Eighteen year old Shabano—not her real name—cuts her off saying, “I don’t agree.” I turn towards her, and she looks surprised at herself for having expressed her opinion so boldly, and that too, over an elder.
“All the poor people stayed. The rich left.” She speaks nervously, her voice slightly high-pitched. “My married brothers left, but the rest of us were here. There was no food. The rations ran out. My school was destroyed.” She pauses.
“You don’t know what we went through. I don’t like talking about it.” She stops.
The casual attacks, the “collateral damage,”coupled with the merciless beatings and the torture of suspects I hear about do not look like an army trying to protect its citizenry. It looks like collective punishment. For Swatis, that has often meant that neither the government nor the army have provided support. In fact, they speak of collusion.
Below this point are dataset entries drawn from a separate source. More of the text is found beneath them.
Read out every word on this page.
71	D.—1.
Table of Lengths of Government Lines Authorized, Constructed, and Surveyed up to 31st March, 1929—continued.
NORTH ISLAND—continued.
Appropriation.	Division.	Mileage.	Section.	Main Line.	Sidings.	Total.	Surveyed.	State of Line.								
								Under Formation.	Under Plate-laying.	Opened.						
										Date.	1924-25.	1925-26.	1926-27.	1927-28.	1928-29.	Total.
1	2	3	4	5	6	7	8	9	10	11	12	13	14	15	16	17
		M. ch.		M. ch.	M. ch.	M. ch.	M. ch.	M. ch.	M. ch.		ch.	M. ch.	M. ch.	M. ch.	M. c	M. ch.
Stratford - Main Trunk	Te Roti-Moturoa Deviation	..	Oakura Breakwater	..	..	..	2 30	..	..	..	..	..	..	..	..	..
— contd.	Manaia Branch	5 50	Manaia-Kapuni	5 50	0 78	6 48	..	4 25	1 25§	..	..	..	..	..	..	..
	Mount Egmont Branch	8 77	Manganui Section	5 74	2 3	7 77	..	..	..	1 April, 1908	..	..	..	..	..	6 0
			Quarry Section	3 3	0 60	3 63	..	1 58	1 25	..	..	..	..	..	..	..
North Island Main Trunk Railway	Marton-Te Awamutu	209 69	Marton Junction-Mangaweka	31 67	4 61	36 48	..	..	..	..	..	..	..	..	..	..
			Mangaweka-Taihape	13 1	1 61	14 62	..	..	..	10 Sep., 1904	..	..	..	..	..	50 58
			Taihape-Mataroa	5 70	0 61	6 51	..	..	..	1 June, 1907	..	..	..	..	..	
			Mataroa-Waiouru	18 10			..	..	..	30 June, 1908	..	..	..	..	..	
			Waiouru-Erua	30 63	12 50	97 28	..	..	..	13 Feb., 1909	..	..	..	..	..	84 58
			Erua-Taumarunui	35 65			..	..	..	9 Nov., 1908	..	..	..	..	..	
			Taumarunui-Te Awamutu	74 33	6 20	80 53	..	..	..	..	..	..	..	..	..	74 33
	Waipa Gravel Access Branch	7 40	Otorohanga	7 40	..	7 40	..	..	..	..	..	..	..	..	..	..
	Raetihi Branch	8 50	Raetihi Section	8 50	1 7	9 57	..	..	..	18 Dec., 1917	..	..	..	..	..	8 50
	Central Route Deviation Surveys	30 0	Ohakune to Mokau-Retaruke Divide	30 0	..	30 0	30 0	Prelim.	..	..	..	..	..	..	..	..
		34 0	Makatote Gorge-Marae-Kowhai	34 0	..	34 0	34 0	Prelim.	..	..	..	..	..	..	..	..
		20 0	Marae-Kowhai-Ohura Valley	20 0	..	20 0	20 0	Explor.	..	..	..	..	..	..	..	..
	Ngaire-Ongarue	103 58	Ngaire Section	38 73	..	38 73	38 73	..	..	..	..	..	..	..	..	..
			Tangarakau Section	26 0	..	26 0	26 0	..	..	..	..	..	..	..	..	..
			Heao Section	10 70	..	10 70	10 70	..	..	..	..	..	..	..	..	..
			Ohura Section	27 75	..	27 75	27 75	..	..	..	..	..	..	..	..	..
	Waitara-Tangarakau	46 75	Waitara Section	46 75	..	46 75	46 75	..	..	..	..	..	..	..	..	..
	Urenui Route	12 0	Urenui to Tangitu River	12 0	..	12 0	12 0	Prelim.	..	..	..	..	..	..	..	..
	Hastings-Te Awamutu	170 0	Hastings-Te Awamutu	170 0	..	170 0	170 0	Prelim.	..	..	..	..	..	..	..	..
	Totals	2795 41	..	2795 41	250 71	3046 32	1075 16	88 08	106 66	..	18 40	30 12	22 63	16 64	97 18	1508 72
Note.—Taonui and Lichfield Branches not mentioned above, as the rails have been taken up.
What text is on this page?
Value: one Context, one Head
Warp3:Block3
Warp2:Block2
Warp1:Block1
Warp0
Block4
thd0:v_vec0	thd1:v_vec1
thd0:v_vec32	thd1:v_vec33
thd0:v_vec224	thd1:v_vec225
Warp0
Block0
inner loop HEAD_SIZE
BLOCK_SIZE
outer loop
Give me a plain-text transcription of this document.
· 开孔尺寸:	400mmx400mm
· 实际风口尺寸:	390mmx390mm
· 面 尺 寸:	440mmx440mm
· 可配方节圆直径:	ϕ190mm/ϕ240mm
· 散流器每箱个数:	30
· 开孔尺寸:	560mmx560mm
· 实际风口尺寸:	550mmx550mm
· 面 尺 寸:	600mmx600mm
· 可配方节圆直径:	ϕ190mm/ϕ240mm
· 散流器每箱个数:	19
“There would be a soldier here and a Talib here,” says Mehnaz putting her forefingers next to each other, “but the soldier would do nothing.” She hails from a small village in Swat. I initially met her in a Pashtun neighbourhood in Karachi where she had fled after the army offensive began along with her two young children and extended family. “The Talib would leave the area, and then they would begin bombing.”
In one notable incident in 2008, the openly pro-Taliban commissioner of Malakand, Mohammad Syed Javed reprimanded and disarmed residents of Buner who had organized themselves into a militia against Taliban incursions into their town. The commissioner forced the Buneris to apologize to the militants during a meeting at his house.
“What can I say? The government doesn’t ask us anything,” said Asfand Ali when I prodded him about his opinion on the recent operation. His brother and father were killed when a mortar fell on their house.
“Whatever they do is just fine. They killed a lot of innocent people.” A ghost of a smile flickers across his face. “They can do whatever they want. It’s the government.”
A short segment of these notes was published in Jadaliyya.
Madiha R. Tahir is an independent journalist reporting on conflict, culture and politics in Pakistan.